The gods have been appeased. No doubt as a result of my efforts to win their favor.

See, for the past 11 days, I have feasted on swine. I have eaten bacon four times. Sausage, twice. Pepperoni, once. Hotdogs, once. Pork chops, three times. And before the day is done I just might sacrifice a ham sandwich, marking the sixth time this week I’ve eaten that sweet-cured treat.

Now, I haven’t decided exactly how I will offer this ham sandwich to the gods. I may set up a tiny altar in the break room, light some candles, slip into a black robe, and drive a knife into the fatty heart of the sandwich. Much mustard and mayonnaise will be spilled.

Or I may string it up Fay Wray style and parade around the office in a gorilla suit; my co-workers will chant my name as I snatch the sandwich away and sneak back to my office where I will feast. The office walls will shake with my growls.

Or I could just leave it out all day and let it turn. It’s cruel, yes. But cruelty just might be what the swine flu gods want. After all, they’ve been plenty cruel to us.

They’ve mocked us. They lied to us. They whipped us all into a frenzy, leaving us squealing and squirming in our seats.
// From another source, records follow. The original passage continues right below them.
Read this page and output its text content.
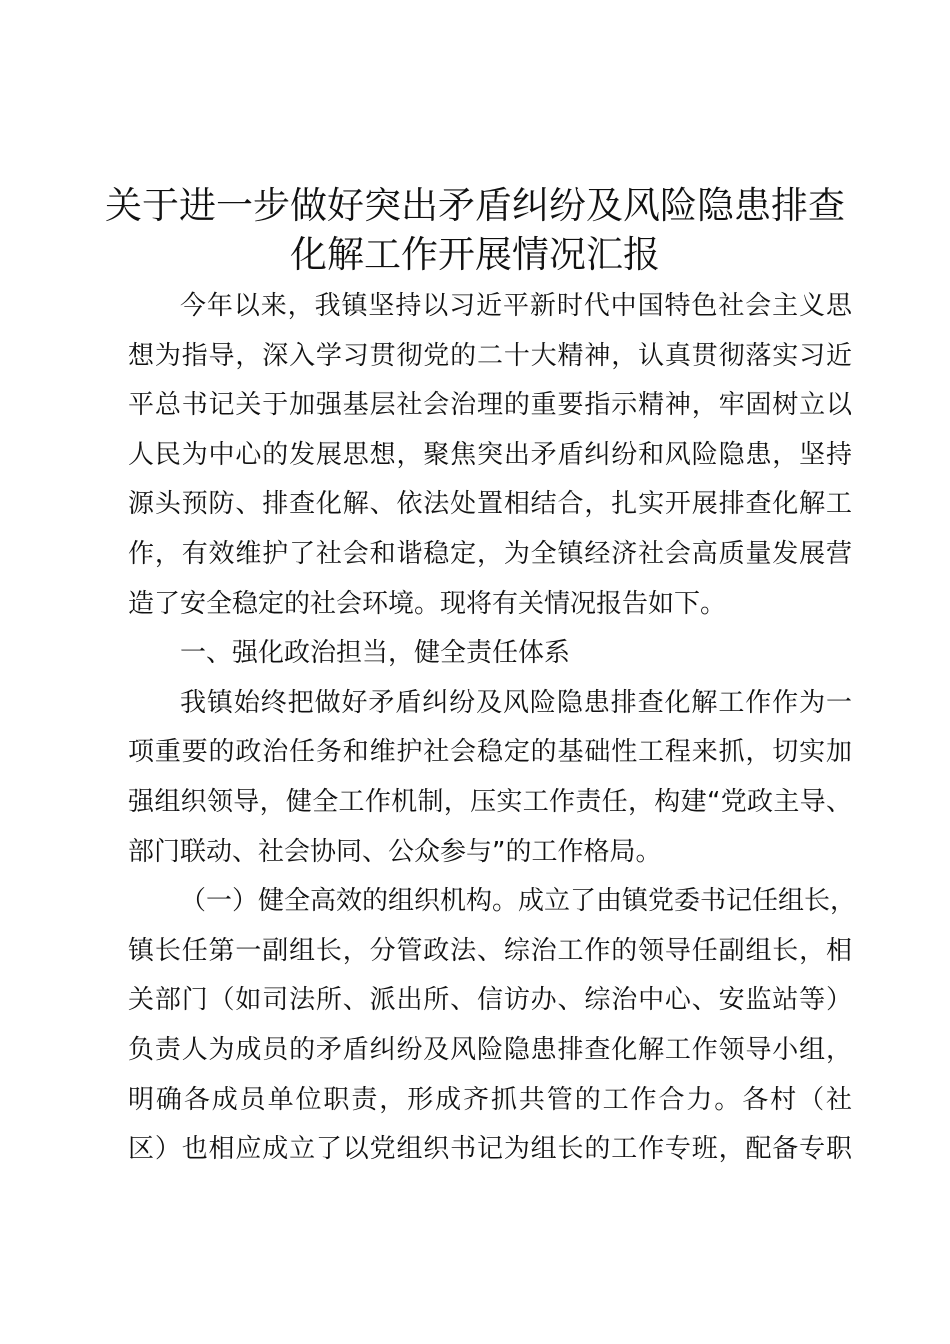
关于进一步做好突出矛盾纠纷及风险隐患排查
化解工作开展情况汇报
今年以来，我镇坚持以习近平新时代中国特色社会主义思
想为指导，深入学习贯彻党的二十大精神，认真贯彻落实习近
平总书记关于加强基层社会治理的重要指示精神，牢固树立以
人民为中心的发展思想，聚焦突出矛盾纠纷和风险隐患，坚持
源头预防、排查化解、依法处置相结合，扎实开展排查化解工
作，有效维护了社会和谐稳定，为全镇经济社会高质量发展营
造了安全稳定的社会环境。现将有关情况报告如下。
一、强化政治担当，健全责任体系
我镇始终把做好矛盾纠纷及风险隐患排查化解工作作为一
项重要的政治任务和维护社会稳定的基础性工程来抓，切实加
强组织领导，健全工作机制，压实工作责任，构建“党政主导、
部门联动、社会协同、公众参与”的工作格局。
（一）健全高效的组织机构。成立了由镇党委书记任组长，
镇长任第一副组长，分管政法、综治工作的领导任副组长，相
关部门（如司法所、派出所、信访办、综治中心、安监站等）
负责人为成员的矛盾纠纷及风险隐患排查化解工作领导小组，
明确各成员单位职责，形成齐抓共管的工作合力。各村（社
区）也相应成立了以党组织书记为组长的工作专班，配备专职
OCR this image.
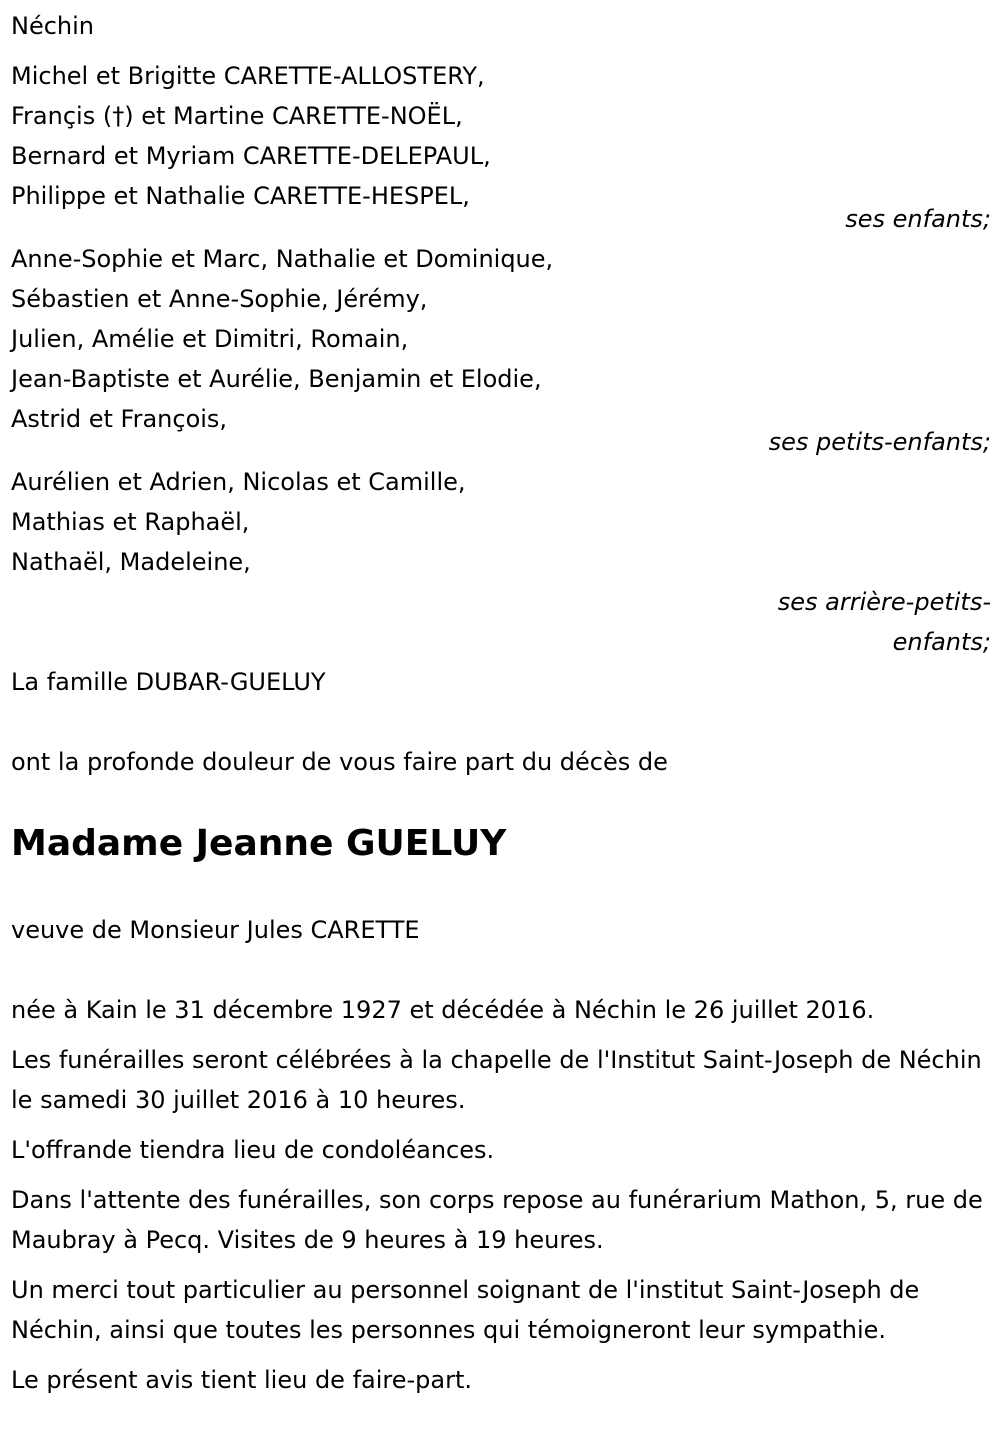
Néchin
Michel et Brigitte CARETTE-ALLOSTERY,
Françis (†) et Martine CARETTE-NOËL,
Bernard et Myriam CARETTE-DELEPAUL,
Philippe et Nathalie CARETTE-HESPEL,
ses enfants;
Anne-Sophie et Marc, Nathalie et Dominique,
Sébastien et Anne-Sophie, Jérémy,
Julien, Amélie et Dimitri, Romain,
Jean-Baptiste et Aurélie, Benjamin et Elodie,
Astrid et François,
ses petits-enfants;
Aurélien et Adrien, Nicolas et Camille,
Mathias et Raphaël,
Nathaël, Madeleine,
ses arrière-petits-
enfants;
La famille DUBAR-GUELUY
ont la profonde douleur de vous faire part du décès de
Madame Jeanne GUELUY
veuve de Monsieur Jules CARETTE
née à Kain le 31 décembre 1927 et décédée à Néchin le 26 juillet 2016.
Les funérailles seront célébrées à la chapelle de l'Institut Saint-Joseph de Néchin le samedi 30 juillet 2016 à 10 heures.
L'offrande tiendra lieu de condoléances.
Dans l'attente des funérailles, son corps repose au funérarium Mathon, 5, rue de Maubray à Pecq. Visites de 9 heures à 19 heures.
Un merci tout particulier au personnel soignant de l'institut Saint-Joseph de Néchin, ainsi que toutes les personnes qui témoigneront leur sympathie.
Le présent avis tient lieu de faire-part.
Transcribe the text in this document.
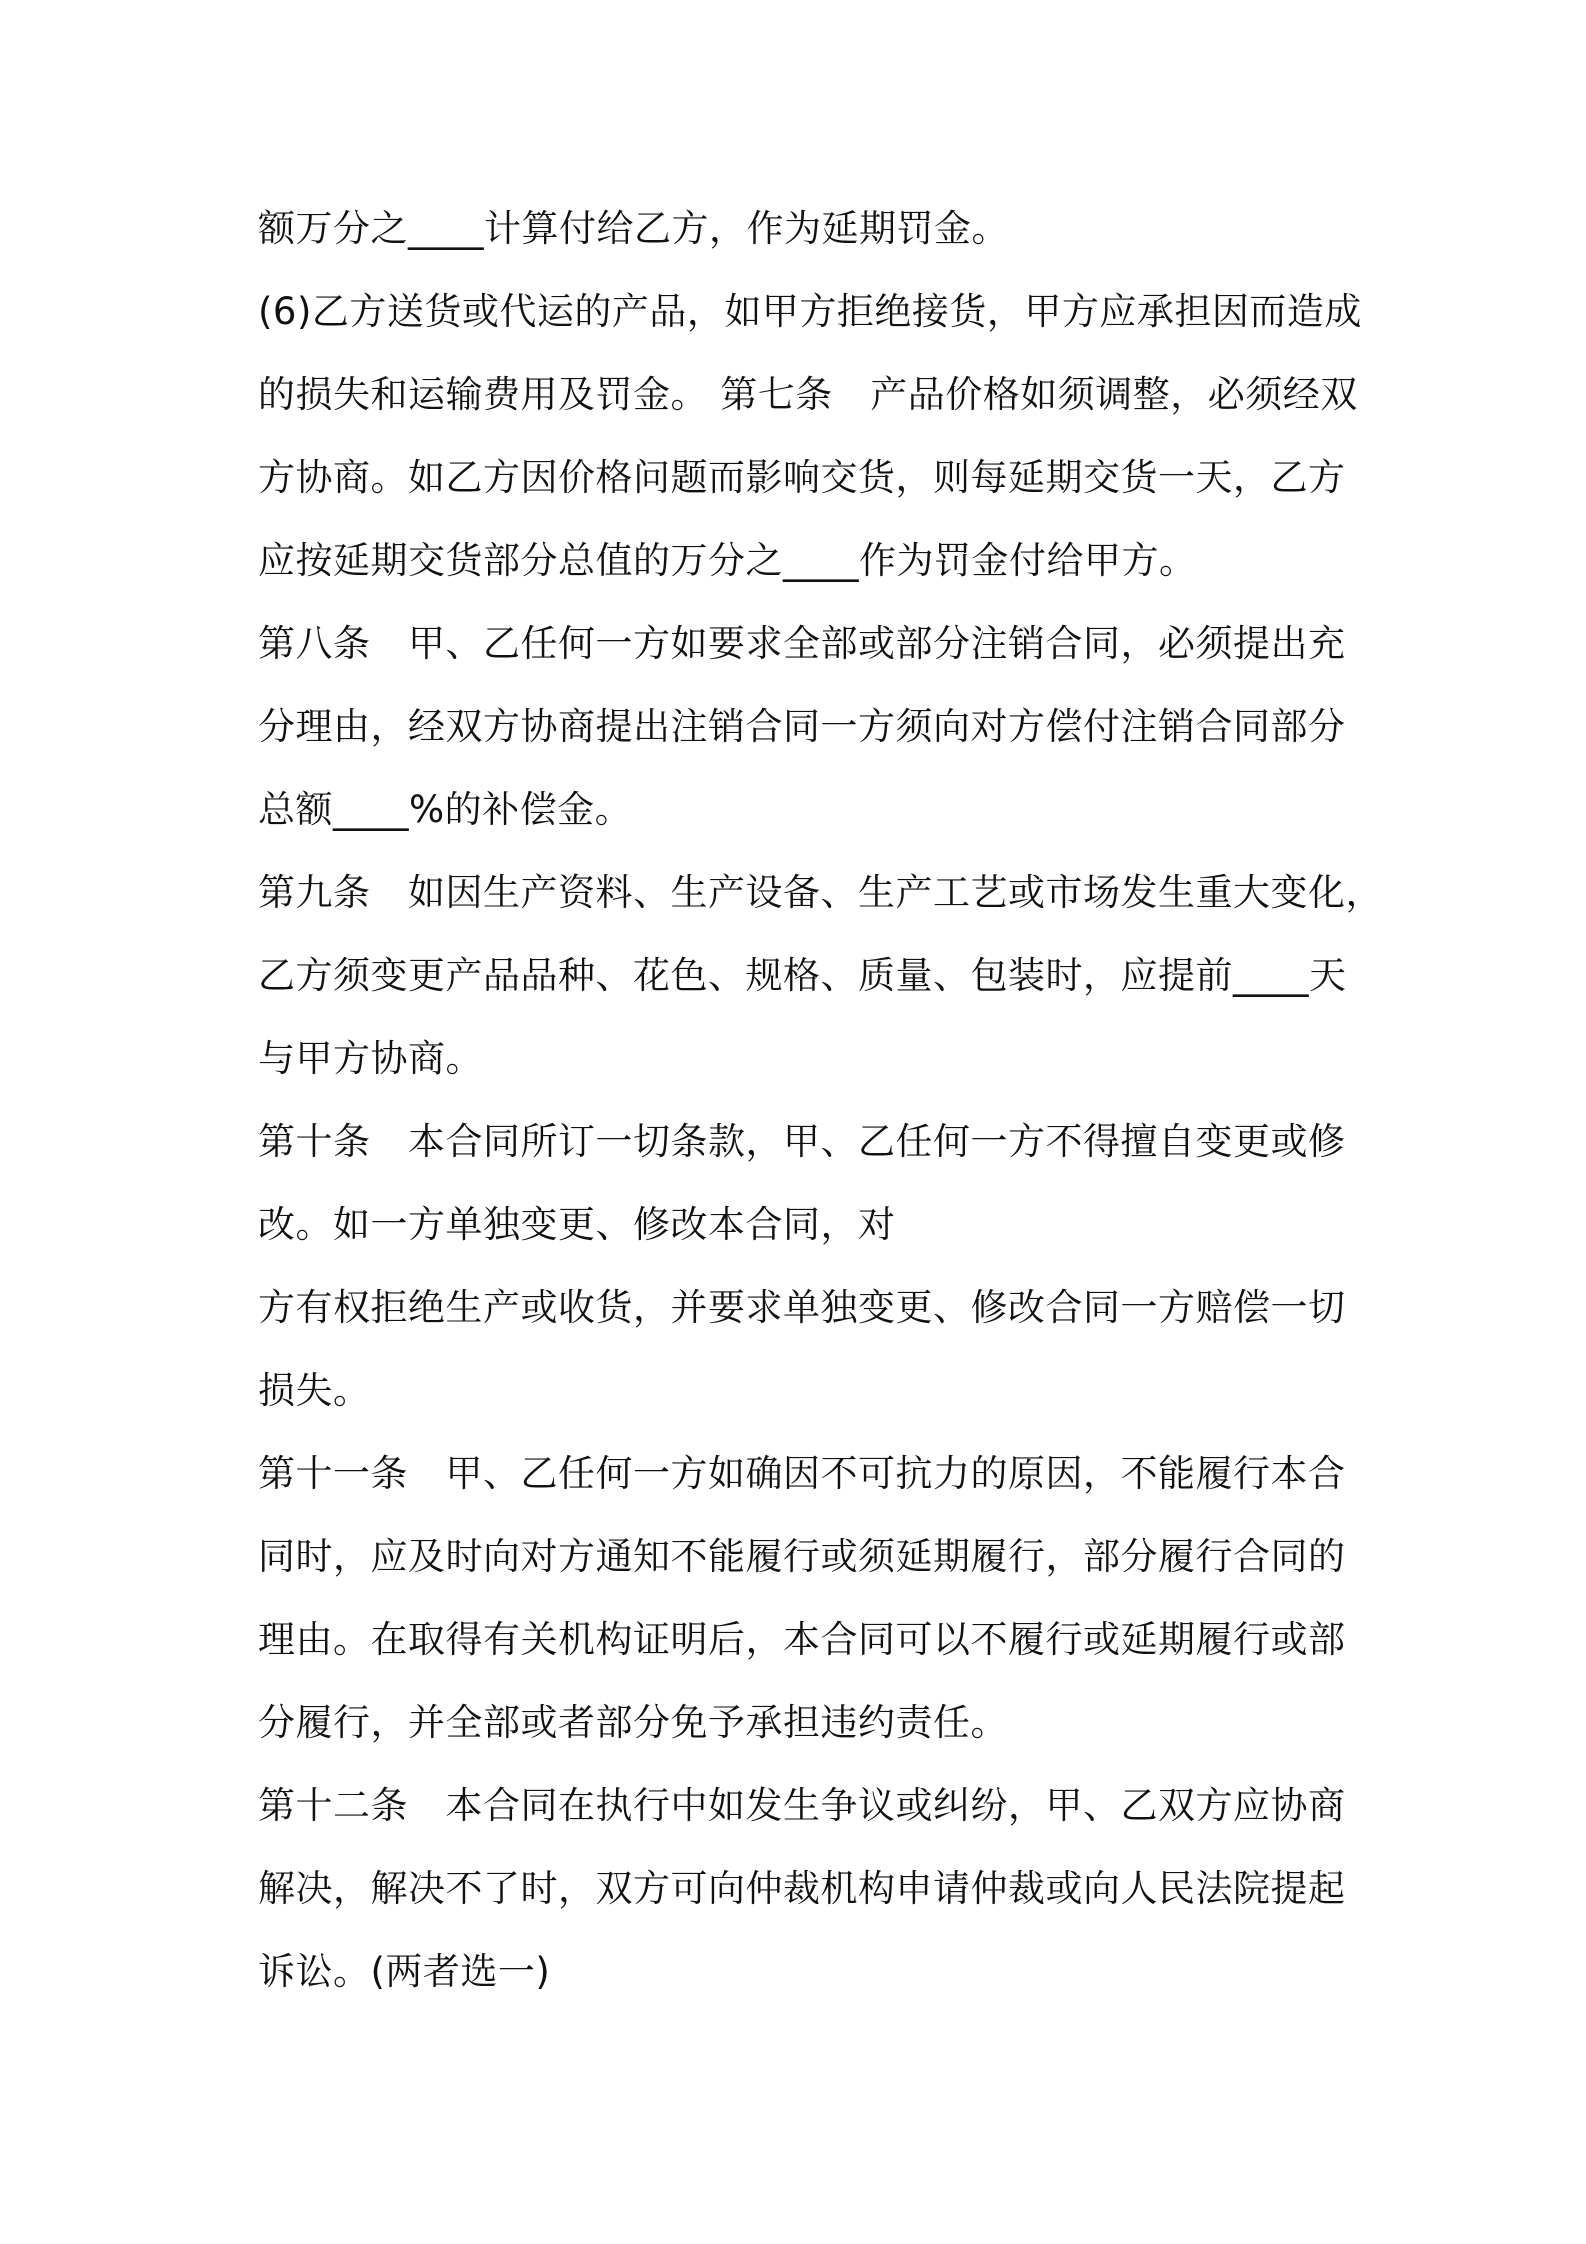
额万分之____计算付给乙方，作为延期罚金。
(6)乙方送货或代运的产品，如甲方拒绝接货，甲方应承担因而造成
的损失和运输费用及罚金。 第七条　产品价格如须调整，必须经双
方协商。如乙方因价格问题而影响交货，则每延期交货一天，乙方
应按延期交货部分总值的万分之____作为罚金付给甲方。
第八条　甲、乙任何一方如要求全部或部分注销合同，必须提出充
分理由，经双方协商提出注销合同一方须向对方偿付注销合同部分
总额____%的补偿金。
第九条　如因生产资料、生产设备、生产工艺或市场发生重大变化，
乙方须变更产品品种、花色、规格、质量、包装时，应提前____天
与甲方协商。
第十条　本合同所订一切条款，甲、乙任何一方不得擅自变更或修
改。如一方单独变更、修改本合同，对
方有权拒绝生产或收货，并要求单独变更、修改合同一方赔偿一切
损失。
第十一条　甲、乙任何一方如确因不可抗力的原因，不能履行本合
同时，应及时向对方通知不能履行或须延期履行，部分履行合同的
理由。在取得有关机构证明后，本合同可以不履行或延期履行或部
分履行，并全部或者部分免予承担违约责任。
第十二条　本合同在执行中如发生争议或纠纷，甲、乙双方应协商
解决，解决不了时，双方可向仲裁机构申请仲裁或向人民法院提起
诉讼。(两者选一)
But what they don’t really seem that interested in is killing us.

Remember back when we first heard about the swine flu? The word was that over 150 had died from this new and terrible form of the flu, a mixture of swine, avian, and standard human strains. Well, that figure was just a bit off. See, only 22 people worldwide have died from the swine flu, which is 478 less than the average number of folks that die each year in South Carolina alone from the regular flu. (An estimated 2,000 die from the bug annually in New York City.)

And while the swine flu appears to be headed for pandemic status, a pandemic doesn’t have to be some Captain Trips-level game-ender. Nope. It just means that the bug has set up franchises around the world and the menu is in an assload of different languages — the Swine Flu: Over 1 Million Sick. And by one million, I mean 1,124 people out of a global population of nearly seven billion.

But the second the swine gods tricked Robin Meade and Shepard Smith into saying “pandemic,” well, everybody and his brother starts buying surgical masks and tinkling just a little bit in their britches anytime somebody sneezes. The swine gods smile when you wet your pants. But this does not appease them.

Nor are they appeased when you shut down a high school in Mauldin, because a dozen or so kids visited Disney World and came back with a case of the sniffles. At the very least, I hope they visited the Mexico section of Epcot because if not, that’s the single lamest thing since, well, freaking Epcot.

Nor are they when you go seeking a swine flu victim in your metro area, devote a substantial bit of newspaper real estate to his or her tale, and then a few days later completely erase any mention of that person from the article. As anybody in the media knows, thanks to Google cache, all of our embarrassments can return to life, even after we’ve whacked that mistake in the head with a shovel and buried it in the backyard.

Nor are they when you start spouting off Alex Jones-level conspiracy gibberish on your talk show, claiming that Muslim terrorists journeyed to Mexico to drop off the swine flu so that illegal aliens would then bring the deadly disease into the United States. Only speed-freaking paint huffers spout that kind of crap and do it with a straight, albeit twitchy face.

But truth be told, the only thing that really works is ritual sacrifice. Again and again and again. And that’s what I’ve done. You can thank me later when all of this hogsteria has quieted down.

Not that you need to. Tomorrow morning, I will eat bacon, and that’s reward enough. I might even head up to Moose’s BBQ in the afternoon. Suey.